論より証拠、電文は6月15日付で全国紙に掲載されたが、記事の前文には次のような解説がついているのだ。

「われわれは今日まで沖縄県民は米軍上陸とともに驕敵の軍門に降りあるひはその行動は皇軍に対し非協力的な態度をとった等々の多くの説を耳にした。しかし、これらの説はこの指揮官の報告により根拠なき浮説であることが明らかにされ、同県民は一人の例外もなく醜敵に立ち向ひ、あるいは皇軍全般作戦に協力しつつあるのである」
 


私がこの記事に注目するのは、「沖縄県民の忠誠心・愛国心を認めてくれた」ことを喜ぶからではない。むしろ逆で、それまでは全国の多くの新聞読者が「沖縄人スパイ説」を鵜呑みにしていたであろうという恐ろしさである。

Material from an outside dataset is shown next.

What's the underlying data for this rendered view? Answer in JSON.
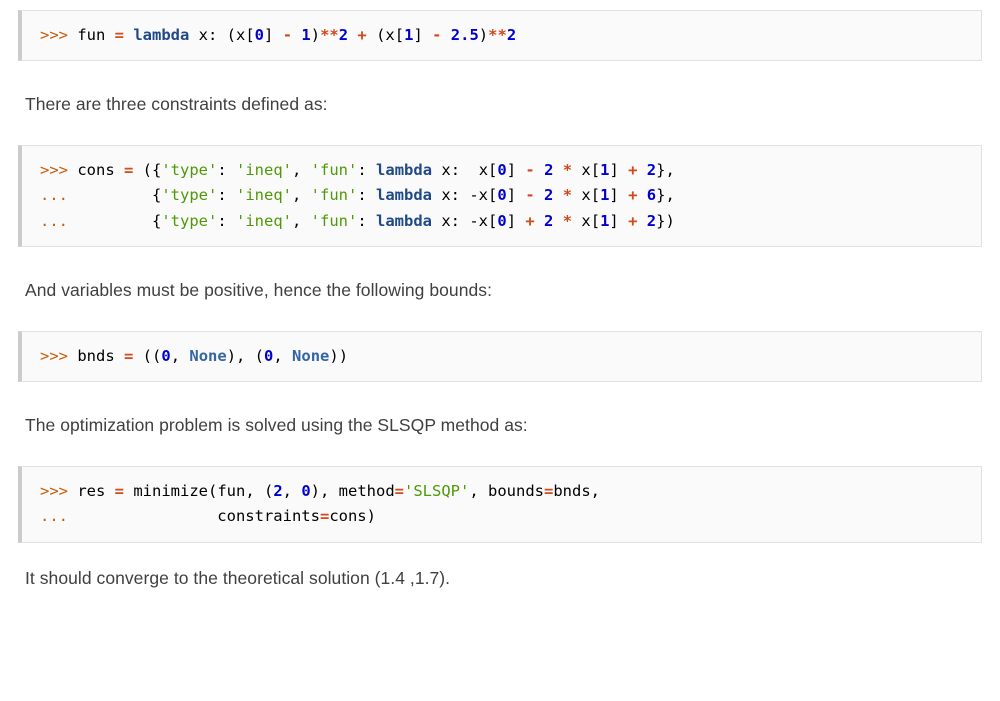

このころ一般国民の心に植え付けられた「沖縄人」に対する不信感や嫌悪感や憎悪は、その後はたして完全に清算されただろうか、あるいは......と考えると、末恐ろしくなってくる。

 

それだけに大田司令官が全国民宛に発したこの電文が、千金の重みをもって心に残るのである。

 

 沖縄県民の実情に関しては、県知事より報告せらるべきも、県にはすでに通信力なく、三二軍司令部もまた通信の余力なしと認めらるるにつき、本職県知事の依頼を受けたるにあらざれども、現状を看過するに忍びず、これに代わって緊急御通知申上ぐ。

沖縄県に敵攻略を開始以来、陸海軍方面とも防衛戦闘に専念し、県民に関しては殆んど顧みるにいとまなかりき。

然れども、本職の知れる範囲においては、県民は、青壮年の全部を防衛召集にささげ、残る老幼婦女子のみが、相次ぐ砲爆撃に家屋と財産の全部を焼却せられ、わずかに身をもって、軍の作戦に差支えなき場所の小防空壕に避難、なお砲撃下をさまよい、風雨にさらされつつ乏しき生活に甘んじありたり。

しかも若き婦人は率先軍に身をささげ、看護婦、炊事婦はもとより、砲弾運び、挺身斬込隊すら申し出る者あり。
 

所詮、敵来たりなば老人子供は殺さるべく、婦女子は後方に運び去られて毒牙に供さらるべしとて、親子生別れ、娘を軍衛門に捨つる親あり。看護婦に至りては、軍移動に際し、衛生兵すでに出発し、見寄りなき重傷者を助けて共にさまよう。

真面目にして一時の感情にはせられたるとは思われず。さらに、軍において作戦の大転換あるや、自給自足、夜の中にはるかに遠隔地方の住民地区を指定せられ、輸送力皆無の者、黙々として雨中を移動するあり。

これを要するに、陸海軍沖縄に進駐以来、終始一貫、勤労奉仕、物資節約を強要せられて、御奉公の一念を胸に抱きつつ遂に...(不明)...報われることなくして、本戦闘の末期を迎え、実状形容すべくもなし。

一木一草焦土と化せん。糧食六月一杯を支えるのみとなりと謂ふ。